I recently received some fresh artichoke from my friends garden and I wanted to show you how to make different dishes with them. Artichokes are not normally available in Japan so I was really excited to receive some! The traditional way to eat artichokes is usually with some remoulade sauce, but for this recipe I wanted to introduce a spinach dip that is just as delicious as remoulade and that can be accompanied with various other vegetables!
My uncle always used to make this dip for family gatherings. It would always be served inside a loaf of hard-crusted bread where you could dip different pieces of bread and vegetables inside of it. It goes well with carrots, cucumber, raw cauliflower or broccoli, cherry tomatoes, and so on. It’s been a family favourite for a number of years so I’m happy to share the recipe with you! I love this dip because it’s so easy to make and it’s pretty low-calorie and low-carb! This recipe makes uses four artichokes, but I usually like to carve one and take the fuzzy centre out and pour the spinach dip inside! It makes it into a nice serving bowl and you can dip the veggies and the artichoke leaves inside it.
Artichokes are really easy to prepare. The easiest way is to steam them or boil them. I have a Japanese microwave oven where I can steam them inside. I’ll set it to 5 minutes for example and it’ll spray water inside the oven while microwaving them. This way it steams them just like a normal steamer! Obviously no one outside Japan has a Japanese microwave oven so you can just add the artichokes over a plate and cover them with either saran wrap or a plastic bag. Microwave for 5-6 minutes per artichoke and they will be ready! The steam that gets emitted stays in under the plastic and this cooks them perfectly! You can also steam them over a stove top in some water, but that usually requires more dishes and takes more time!
Spinach Dip for Artichokes & Vegetables
- 4 artichokes
- 1 large carrot
- 1 large cucumber
- Add all of the spinach dip ingredients to a food processor and blend until smooth and all incorporated.
- Trim the tops and ends of leaves from the artichokes. Peel the carrot and cucumber (if you wish). Slice the carrots and cucumber into bite-size sticks.

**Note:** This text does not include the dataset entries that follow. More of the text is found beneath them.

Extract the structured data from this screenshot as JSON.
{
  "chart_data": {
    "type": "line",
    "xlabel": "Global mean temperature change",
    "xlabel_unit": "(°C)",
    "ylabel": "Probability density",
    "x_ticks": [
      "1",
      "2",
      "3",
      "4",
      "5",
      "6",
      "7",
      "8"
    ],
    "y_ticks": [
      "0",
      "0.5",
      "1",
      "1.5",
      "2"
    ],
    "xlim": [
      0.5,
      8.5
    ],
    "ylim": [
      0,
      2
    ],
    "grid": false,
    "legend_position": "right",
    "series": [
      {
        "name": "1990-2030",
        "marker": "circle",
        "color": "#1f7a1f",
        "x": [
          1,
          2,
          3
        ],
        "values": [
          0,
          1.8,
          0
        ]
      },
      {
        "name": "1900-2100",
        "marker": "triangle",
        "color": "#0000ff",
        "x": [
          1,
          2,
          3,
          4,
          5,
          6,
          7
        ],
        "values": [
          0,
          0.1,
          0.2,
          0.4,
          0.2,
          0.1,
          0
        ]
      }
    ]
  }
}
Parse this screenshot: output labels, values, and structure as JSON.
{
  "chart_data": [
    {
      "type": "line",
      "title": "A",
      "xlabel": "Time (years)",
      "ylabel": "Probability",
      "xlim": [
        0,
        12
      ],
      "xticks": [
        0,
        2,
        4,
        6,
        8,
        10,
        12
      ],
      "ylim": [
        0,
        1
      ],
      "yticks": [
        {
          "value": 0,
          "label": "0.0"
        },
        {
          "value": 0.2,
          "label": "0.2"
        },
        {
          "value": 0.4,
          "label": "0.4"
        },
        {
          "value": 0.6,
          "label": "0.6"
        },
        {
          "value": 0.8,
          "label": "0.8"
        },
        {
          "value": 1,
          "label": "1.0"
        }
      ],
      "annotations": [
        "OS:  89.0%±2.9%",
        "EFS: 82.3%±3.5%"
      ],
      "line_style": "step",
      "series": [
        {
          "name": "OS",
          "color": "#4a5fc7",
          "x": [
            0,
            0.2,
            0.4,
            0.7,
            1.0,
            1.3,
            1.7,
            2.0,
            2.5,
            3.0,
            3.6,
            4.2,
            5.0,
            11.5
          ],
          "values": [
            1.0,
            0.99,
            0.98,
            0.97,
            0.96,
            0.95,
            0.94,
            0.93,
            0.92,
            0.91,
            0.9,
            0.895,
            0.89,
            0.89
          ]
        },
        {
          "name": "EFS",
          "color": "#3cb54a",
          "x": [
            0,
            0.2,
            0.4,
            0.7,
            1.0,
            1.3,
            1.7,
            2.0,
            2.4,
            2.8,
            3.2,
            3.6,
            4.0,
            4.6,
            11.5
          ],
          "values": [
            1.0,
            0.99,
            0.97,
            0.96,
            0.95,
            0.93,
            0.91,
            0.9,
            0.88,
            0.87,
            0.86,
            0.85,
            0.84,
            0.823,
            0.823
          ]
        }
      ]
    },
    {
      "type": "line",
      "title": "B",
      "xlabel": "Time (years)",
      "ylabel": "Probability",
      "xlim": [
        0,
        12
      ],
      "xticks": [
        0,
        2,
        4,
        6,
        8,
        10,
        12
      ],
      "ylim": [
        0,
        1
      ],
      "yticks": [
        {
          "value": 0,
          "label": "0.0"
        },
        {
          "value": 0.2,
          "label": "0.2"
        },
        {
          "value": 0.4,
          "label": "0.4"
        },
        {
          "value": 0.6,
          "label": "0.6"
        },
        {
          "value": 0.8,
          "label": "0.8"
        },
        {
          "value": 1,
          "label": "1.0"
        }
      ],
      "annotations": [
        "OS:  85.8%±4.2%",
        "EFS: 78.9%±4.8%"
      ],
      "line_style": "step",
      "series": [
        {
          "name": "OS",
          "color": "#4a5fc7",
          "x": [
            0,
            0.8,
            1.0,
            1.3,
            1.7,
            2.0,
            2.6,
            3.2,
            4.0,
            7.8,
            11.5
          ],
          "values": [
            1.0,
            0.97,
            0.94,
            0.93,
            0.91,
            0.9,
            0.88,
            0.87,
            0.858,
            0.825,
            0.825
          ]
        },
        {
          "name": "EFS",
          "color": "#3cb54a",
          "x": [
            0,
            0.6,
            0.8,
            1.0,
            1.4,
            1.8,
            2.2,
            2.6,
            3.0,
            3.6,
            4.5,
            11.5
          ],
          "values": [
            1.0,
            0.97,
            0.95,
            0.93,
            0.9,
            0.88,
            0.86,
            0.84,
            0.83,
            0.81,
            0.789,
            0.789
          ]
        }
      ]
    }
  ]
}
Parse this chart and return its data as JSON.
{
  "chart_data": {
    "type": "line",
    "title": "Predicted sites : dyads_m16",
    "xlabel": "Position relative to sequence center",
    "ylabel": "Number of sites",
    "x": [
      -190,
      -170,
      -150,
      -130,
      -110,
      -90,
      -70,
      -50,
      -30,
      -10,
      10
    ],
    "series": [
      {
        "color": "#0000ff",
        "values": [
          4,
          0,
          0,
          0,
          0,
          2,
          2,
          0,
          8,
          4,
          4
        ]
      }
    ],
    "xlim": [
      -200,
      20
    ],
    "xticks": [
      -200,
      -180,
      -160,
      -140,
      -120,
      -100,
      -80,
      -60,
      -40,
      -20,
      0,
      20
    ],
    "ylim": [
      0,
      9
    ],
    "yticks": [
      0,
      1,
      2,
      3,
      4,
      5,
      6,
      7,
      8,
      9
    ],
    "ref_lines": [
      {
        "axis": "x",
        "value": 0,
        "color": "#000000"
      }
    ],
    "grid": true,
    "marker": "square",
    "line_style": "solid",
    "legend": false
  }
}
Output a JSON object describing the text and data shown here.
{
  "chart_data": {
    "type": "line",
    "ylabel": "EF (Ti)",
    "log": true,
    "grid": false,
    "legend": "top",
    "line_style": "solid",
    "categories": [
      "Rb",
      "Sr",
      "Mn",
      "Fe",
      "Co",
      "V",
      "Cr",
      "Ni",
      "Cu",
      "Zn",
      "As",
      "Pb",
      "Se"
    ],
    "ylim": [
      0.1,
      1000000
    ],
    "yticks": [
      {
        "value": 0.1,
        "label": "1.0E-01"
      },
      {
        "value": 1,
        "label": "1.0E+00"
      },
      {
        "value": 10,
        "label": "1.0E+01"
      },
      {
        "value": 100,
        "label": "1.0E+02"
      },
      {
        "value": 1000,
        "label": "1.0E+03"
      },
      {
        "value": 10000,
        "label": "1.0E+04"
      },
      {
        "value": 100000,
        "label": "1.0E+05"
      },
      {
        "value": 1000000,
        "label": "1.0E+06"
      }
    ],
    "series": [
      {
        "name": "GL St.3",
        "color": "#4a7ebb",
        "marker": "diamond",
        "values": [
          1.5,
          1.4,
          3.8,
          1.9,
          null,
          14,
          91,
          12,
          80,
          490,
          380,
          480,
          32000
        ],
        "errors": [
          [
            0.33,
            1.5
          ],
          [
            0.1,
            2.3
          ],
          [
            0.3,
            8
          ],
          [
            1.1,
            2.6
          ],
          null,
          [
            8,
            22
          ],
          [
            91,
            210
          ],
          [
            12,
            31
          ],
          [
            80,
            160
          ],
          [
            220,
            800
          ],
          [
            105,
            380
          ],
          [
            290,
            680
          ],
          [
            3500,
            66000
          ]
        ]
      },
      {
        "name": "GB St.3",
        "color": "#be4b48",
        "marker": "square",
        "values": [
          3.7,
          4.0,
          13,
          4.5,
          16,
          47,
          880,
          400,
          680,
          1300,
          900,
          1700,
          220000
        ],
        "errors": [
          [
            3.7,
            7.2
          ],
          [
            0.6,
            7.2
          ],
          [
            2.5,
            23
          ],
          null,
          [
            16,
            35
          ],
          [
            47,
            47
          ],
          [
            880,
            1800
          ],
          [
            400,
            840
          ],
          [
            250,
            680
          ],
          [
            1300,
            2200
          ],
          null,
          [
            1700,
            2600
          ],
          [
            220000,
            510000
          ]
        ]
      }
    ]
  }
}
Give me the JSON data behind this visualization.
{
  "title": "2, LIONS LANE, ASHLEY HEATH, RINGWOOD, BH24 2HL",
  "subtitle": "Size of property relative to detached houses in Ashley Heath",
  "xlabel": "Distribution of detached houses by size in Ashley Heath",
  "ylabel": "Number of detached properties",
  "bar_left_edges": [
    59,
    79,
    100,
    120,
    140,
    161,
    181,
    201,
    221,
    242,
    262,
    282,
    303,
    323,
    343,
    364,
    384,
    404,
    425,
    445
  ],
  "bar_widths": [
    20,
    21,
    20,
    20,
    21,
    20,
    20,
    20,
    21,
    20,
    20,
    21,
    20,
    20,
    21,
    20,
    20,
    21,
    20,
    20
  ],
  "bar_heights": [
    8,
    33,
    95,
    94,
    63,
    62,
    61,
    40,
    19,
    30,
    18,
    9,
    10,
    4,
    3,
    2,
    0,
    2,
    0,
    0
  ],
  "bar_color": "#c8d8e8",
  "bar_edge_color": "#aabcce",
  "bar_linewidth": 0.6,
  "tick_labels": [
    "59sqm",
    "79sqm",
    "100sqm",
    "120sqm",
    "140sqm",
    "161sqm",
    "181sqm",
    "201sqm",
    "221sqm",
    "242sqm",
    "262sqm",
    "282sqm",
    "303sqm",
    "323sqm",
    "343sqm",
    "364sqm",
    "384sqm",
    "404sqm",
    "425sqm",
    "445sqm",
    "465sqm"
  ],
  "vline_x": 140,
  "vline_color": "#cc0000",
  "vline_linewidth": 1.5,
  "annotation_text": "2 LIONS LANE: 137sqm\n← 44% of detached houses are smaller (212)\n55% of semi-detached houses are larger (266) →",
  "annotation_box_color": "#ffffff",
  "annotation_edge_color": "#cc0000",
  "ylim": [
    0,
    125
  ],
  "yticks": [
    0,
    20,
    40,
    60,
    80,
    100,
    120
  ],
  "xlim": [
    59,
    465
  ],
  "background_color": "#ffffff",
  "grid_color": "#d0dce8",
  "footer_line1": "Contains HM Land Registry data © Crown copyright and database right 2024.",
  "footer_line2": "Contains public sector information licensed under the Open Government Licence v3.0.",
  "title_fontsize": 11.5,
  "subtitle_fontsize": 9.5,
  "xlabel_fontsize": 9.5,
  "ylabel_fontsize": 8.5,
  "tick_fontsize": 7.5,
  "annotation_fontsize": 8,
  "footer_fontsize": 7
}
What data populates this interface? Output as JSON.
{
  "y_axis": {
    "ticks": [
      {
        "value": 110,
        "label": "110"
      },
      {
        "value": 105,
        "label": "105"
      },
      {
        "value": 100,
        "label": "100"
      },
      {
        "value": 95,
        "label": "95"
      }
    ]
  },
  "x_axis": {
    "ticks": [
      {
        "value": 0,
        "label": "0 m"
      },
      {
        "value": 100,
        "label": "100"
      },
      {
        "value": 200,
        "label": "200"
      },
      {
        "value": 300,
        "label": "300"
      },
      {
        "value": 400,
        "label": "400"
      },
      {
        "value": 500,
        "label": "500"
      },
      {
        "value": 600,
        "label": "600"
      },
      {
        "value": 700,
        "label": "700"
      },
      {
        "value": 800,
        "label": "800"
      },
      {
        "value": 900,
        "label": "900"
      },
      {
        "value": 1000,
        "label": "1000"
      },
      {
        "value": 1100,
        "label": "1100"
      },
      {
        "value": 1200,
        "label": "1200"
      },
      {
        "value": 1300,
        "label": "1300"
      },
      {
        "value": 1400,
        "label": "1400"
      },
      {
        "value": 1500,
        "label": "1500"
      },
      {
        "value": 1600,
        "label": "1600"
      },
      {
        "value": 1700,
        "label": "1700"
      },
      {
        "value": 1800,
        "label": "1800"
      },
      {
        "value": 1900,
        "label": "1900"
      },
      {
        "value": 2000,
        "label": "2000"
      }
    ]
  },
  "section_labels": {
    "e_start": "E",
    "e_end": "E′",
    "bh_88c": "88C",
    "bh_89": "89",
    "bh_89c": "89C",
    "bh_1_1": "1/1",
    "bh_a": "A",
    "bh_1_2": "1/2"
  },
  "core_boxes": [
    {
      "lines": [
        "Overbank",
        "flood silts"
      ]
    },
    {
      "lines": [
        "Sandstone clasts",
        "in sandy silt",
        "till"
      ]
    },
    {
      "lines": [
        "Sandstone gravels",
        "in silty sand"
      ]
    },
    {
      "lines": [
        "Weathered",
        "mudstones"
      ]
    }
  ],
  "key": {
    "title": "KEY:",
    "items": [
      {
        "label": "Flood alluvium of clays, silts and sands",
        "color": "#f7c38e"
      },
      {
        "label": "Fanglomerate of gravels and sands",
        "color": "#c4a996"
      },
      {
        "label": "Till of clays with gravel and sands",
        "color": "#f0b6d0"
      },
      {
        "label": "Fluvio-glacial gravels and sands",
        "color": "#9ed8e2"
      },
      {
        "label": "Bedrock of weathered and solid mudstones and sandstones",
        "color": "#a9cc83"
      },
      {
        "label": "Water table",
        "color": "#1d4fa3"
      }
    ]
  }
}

- Place the artichokes on a plate and cover with either saran wrap or a plastic bag. Microwave for 5-15 minutes until a fork can pierce through the artichokes.
- Serve the artichokes and stick vegetables with the spinach dip.
- You can carve the middle of the artichokes by pulling the inside leaves and craving the fuzzy pieces out. Pour the spinach dip inside the artichoke hole for a nice presentation idea!